Typically, he said, organizations and societies develop around the topic and develop the training for unaccredited fellowships initially.

"Fellowships, journals, papers, advancing science...those help make the case for certification.... The expertise develops before the certification recognizes the expertise, not the other way around," he said.

Sleep medicine, established in 2007, and hospice/palliative medicine, established in 2008, are examples that evolved this way.

"Long before the ABIM discipline, the American Academy of Sleep Medicine had credentials," McDonald notes.

Another subspecialty, geriatric medicine, may also serve as a model for cardiometabolic medicine in that it was cosponsored in 1988 by the ABIM and the American Board of Family Medicine, so that a clinician could start from either of those disciplines.

McDonald explained, "If enough doctors start practicing cardiometabolic medicine...and they meet the criteria and make the proposal, then it could happen."

Eckel and Blaha believe now is the time for what they propose.

"The cardiometabolic medicine physician would be a new type of board-certified specialist poised to address issues related to the major global health problem of the 21st century," they conclude.

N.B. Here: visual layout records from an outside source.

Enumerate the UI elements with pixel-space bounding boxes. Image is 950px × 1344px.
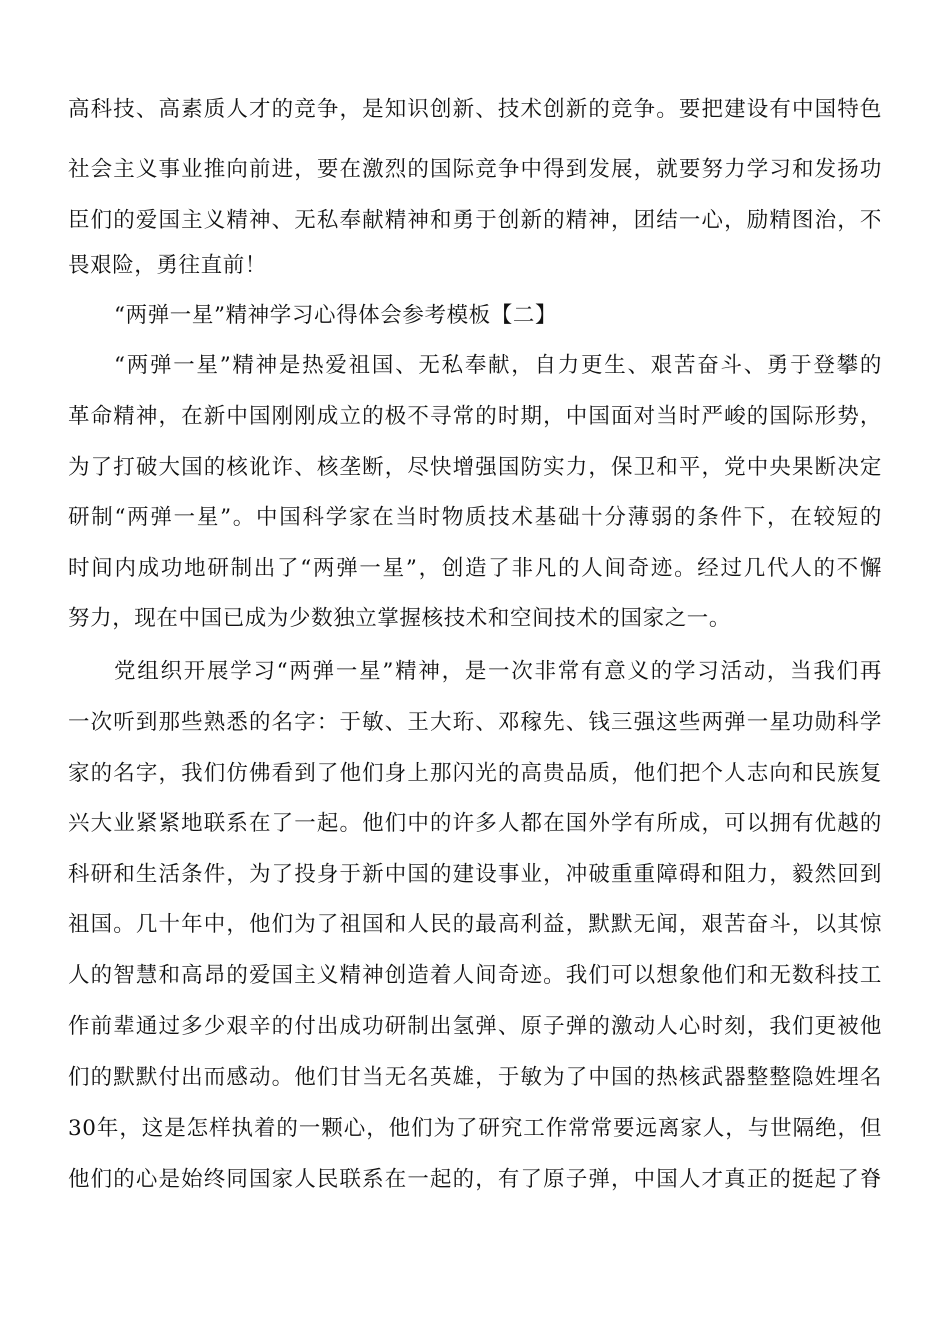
paragraph-3-line-4: 兴大业紧紧地联系在了一起。他们中的许多人都在国外学有所成，可以拥有优越的: [68, 811, 882, 836]
paragraph-2-line-4: 研制“两弹一星”。中国科学家在当时物质技术基础十分薄弱的条件下，在较短的: [68, 505, 882, 530]
paragraph-3-line-1: 党组织开展学习“两弹一星”精神，是一次非常有意义的学习活动，当我们再: [114, 659, 882, 684]
paragraph-1-line-4: 畏艰险，勇往直前！: [68, 253, 267, 278]
section-heading: “两弹一星”精神学习心得体会参考模板【二】: [114, 303, 558, 328]
paragraph-3-line-3: 家的名字，我们仿佛看到了他们身上那闪光的高贵品质，他们把个人志向和民族复: [68, 761, 882, 786]
paragraph-3-line-6: 祖国。几十年中，他们为了祖国和人民的最高利益，默默无闻，艰苦奋斗，以其惊: [68, 912, 882, 937]
paragraph-2-line-2: 革命精神，在新中国刚刚成立的极不寻常的时期，中国面对当时严峻的国际形势，: [68, 404, 882, 429]
paragraph-3-line-7: 人的智慧和高昂的爱国主义精神创造着人间奇迹。我们可以想象他们和无数科技工: [68, 963, 882, 988]
paragraph-2-line-5: 时间内成功地研制出了“两弹一星”，创造了非凡的人间奇迹。经过几代人的不懈: [68, 556, 882, 581]
paragraph-3-line-10: 30年，这是怎样执着的一颗心，他们为了研究工作常常要远离家人，与世隔绝，但: [68, 1116, 882, 1141]
paragraph-2-line-1: “两弹一星”精神是热爱祖国、无私奉献，自力更生、艰苦奋斗、勇于登攀的: [114, 353, 882, 378]
paragraph-1-line-3: 臣们的爱国主义精神、无私奉献精神和勇于创新的精神，团结一心，励精图治，不: [68, 208, 882, 233]
paragraph-3-line-5: 科研和生活条件，为了投身于新中国的建设事业，冲破重重障碍和阻力，毅然回到: [68, 862, 882, 887]
paragraph-3-line-9: 们的默默付出而感动。他们甘当无名英雄，于敏为了中国的热核武器整整隐姓埋名: [68, 1065, 882, 1090]
paragraph-3-line-8: 作前辈通过多少艰辛的付出成功研制出氢弹、原子弹的激动人心时刻，我们更被他: [68, 1014, 882, 1039]
paragraph-2-line-3: 为了打破大国的核讹诈、核垄断，尽快增强国防实力，保卫和平，党中央果断决定: [68, 455, 882, 480]
paragraph-1-line-2: 社会主义事业推向前进，要在激烈的国际竞争中得到发展，就要努力学习和发扬功: [68, 157, 882, 182]
paragraph-2-line-6: 努力，现在中国已成为少数独立掌握核技术和空间技术的国家之一。: [68, 606, 732, 631]
paragraph-1-line-1: 高科技、高素质人才的竞争，是知识创新、技术创新的竞争。要把建设有中国特色: [68, 97, 882, 122]
paragraph-3-line-11: 他们的心是始终同国家人民联系在一起的，有了原子弹，中国人才真正的挺起了脊: [68, 1167, 882, 1192]
paragraph-3-line-2: 一次听到那些熟悉的名字：于敏、王大珩、邓稼先、钱三强这些两弹一星功勋科学: [68, 710, 882, 735]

Eckel has received funding from the National Institutes of Health (NIH) and Endece and has served on scientific advisory boards for Merck, Sanofi/Regeneron, Novo Nordisk, and Kowa. Blaha has received funding from the NIH, the US Food and Drug Administraiton, the American Heart Association, Amgen, and Aetna and has served on scientific advisory boards of Amgen, Sanofi/Regeneron, Medicure, Novartis, and Novo Nordisk. McDonald has received compensation as an author from the Mayo Clinic Scientific Press, which was paid to Mayo International Health Program. Wong has received research grant support from Amgen, Boehringer-Ingelheim, Novo Nordisk, and Amarin and serves as a consultant for Amarin and AstraZeneca.